15名のゼミ生のほとんど全員が実にきっぱりと「仕事というのは賃金を得るためのものではなく、仕事を通じて他者からの社会的承認を得るためのものである」という見解を述べていたので、びっくり。

よいことである。
仕事というのは「額に汗して」するものであり、先般も申し上げたように本質的に「オーバーアチーブメント」なのである。
このことは繰り返し学生諸君にお伝えしなければならない。
賃金と労働が「均衡する」ということは原理的にありえない。
人間はつねに「賃金に対して過剰な労働」をする。
というよりむしろ「ほうっておくと賃金以上に働いてしまう傾向」というのが「人間性」を定義する条件の一つなのである。

おおかたの人は誤解しているが、NEETは資本主義社会から「脱落」している人々ではない。
資本主義社会を「追い越して」しまった人々なのである。
あらゆる人間関係を商取引の語法で理解し、「金で買えないものはない」という原理主義思考を幼児期から叩き込まれた人々のうちでさらに「私には別に欲しいものがない」というたいへん正直な人たちが資本主義の名において、
論理の経済に従って「何かを金で買うための迂回としての学びと労働」を拒絶するに至ったのである。
だから、NEETの諸君にどれほど資本主義的な経済合理性を論拠に学習することや労働することの肝要であることを説いても、得るところはないだろう。

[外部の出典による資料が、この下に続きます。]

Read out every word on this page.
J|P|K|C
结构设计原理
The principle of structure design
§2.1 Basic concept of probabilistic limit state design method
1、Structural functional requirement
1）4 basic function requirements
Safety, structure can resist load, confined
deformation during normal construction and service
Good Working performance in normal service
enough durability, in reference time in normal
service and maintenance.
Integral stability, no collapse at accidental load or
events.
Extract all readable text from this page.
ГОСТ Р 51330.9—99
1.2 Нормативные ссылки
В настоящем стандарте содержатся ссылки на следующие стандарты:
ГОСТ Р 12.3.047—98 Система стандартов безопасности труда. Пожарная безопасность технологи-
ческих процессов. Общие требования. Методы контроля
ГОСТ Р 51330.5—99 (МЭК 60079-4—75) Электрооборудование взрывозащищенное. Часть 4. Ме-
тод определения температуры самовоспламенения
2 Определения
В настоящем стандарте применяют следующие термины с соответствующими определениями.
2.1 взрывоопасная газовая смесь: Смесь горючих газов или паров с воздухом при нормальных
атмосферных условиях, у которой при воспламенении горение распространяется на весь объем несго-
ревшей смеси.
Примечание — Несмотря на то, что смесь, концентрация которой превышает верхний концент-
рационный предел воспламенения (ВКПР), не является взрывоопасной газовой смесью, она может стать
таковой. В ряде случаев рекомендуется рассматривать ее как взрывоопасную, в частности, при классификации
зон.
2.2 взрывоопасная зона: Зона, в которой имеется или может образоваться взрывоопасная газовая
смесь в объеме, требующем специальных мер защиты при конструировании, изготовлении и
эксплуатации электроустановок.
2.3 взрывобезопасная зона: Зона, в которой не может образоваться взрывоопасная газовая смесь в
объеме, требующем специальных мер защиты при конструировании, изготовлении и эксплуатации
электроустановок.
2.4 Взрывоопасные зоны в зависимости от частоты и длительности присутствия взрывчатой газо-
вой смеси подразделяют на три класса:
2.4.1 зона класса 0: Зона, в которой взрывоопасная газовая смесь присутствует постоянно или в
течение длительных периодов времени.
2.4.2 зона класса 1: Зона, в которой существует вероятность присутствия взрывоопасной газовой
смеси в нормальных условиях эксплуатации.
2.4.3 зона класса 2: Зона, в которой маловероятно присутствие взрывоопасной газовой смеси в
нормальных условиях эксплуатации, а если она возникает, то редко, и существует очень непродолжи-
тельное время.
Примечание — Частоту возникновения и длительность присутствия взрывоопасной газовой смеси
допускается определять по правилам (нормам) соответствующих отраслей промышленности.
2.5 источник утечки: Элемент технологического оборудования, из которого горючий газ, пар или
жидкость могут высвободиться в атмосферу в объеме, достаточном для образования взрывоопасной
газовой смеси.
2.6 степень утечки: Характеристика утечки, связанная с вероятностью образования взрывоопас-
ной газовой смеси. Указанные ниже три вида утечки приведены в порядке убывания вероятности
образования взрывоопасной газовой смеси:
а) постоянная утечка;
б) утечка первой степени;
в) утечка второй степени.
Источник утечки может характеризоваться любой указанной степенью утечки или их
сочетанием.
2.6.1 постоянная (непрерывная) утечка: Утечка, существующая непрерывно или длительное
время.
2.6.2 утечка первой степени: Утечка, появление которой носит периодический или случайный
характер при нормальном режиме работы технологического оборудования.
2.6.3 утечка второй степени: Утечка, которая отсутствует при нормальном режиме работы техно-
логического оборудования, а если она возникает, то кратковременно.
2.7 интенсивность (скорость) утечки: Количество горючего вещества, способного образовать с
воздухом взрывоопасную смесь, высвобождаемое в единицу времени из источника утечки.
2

NEETにむかって学びと労働の必要性を功利的な語法で説くのはだからまるで無意味なことなのである。
それとは違うことばで学びと労働の人間的意味を語ること。
それが喫緊の教育的課題なのであるが、そのような「新しくて、古いことば」の必要性を痛感している教育者は、現代の学校教育の場においてはほとんど発言の機会を与えられていない。
NEETを生み出しているのは、このような功利的教育観そのものなのである。